Monday, June 10, 2013

Portugal Day: The Languages Of Portugal

This guy has a whole national day in his honour.
Since today is Portugal Day, or Dia de Portugal, de Camões e das Comunidades Portuguesas in Portuguese, the day is technically in honour of Luís Vaz de Camões, who is considered to be the greatest poet of the Portugese language.

We felt it was only fitting to pay homage to the languages spoken in Portugal today. Since we've already covered Portuguese, we thought we should recap and then delve into some of the lesser-known languages that are spoken in Europe's westernmost nation.

Though Portuguese originated in what is now Galicia, Spain, it is certainly more prominent in Portugal where it is spoken almost universally, though not by every single person. Like many other languages, it has several dialects that are prominently used in various regions of Portugal. None is more interesting than the Barranquenho dialect found in the town of Barrancos, which is located on the border between Portugal and the Spanish regions of Andalusia and Extremadura. As a result of its placement, the dialect is heavily influenced by the variety of Spanish that is spoken there.
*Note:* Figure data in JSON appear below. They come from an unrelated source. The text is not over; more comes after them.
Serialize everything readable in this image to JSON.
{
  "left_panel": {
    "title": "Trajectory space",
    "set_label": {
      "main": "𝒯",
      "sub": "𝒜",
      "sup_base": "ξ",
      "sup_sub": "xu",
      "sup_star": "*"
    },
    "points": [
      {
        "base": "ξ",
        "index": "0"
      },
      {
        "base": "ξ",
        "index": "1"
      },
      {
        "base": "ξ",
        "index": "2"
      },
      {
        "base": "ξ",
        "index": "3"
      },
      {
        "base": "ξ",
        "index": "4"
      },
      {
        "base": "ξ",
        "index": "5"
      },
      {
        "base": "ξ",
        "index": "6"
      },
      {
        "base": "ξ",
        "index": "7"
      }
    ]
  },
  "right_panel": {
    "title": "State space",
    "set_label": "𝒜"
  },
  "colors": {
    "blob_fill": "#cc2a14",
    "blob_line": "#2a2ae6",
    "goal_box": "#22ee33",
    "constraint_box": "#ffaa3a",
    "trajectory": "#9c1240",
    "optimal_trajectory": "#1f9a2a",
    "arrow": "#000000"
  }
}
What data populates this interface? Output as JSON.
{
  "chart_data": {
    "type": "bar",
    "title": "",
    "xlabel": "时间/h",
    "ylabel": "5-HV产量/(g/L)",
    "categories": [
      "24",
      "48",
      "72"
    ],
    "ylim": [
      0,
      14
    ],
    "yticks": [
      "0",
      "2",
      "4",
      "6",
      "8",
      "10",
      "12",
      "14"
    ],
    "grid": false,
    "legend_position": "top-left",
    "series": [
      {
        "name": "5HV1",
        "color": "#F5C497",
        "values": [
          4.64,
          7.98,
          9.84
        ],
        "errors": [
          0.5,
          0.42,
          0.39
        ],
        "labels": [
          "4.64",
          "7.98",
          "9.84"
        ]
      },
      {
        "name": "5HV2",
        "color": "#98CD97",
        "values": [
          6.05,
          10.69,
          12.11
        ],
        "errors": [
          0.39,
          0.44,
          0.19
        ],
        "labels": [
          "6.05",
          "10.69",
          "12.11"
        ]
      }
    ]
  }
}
Another language found in Portugal is Mirandese, a language descended from the Astur-Leonese language group, which is of course found in the Spanish region of Asturias and the province of León. It is certainly more of a language in its own right rather than a dialect, especially given its co-official status for local matters in the areas where it is spoken.

Despite Portugal's proximity to Spain, only 9% of the population speaks Spanish as a foreign language, whereas 24% speak French and a huge 32% speak English.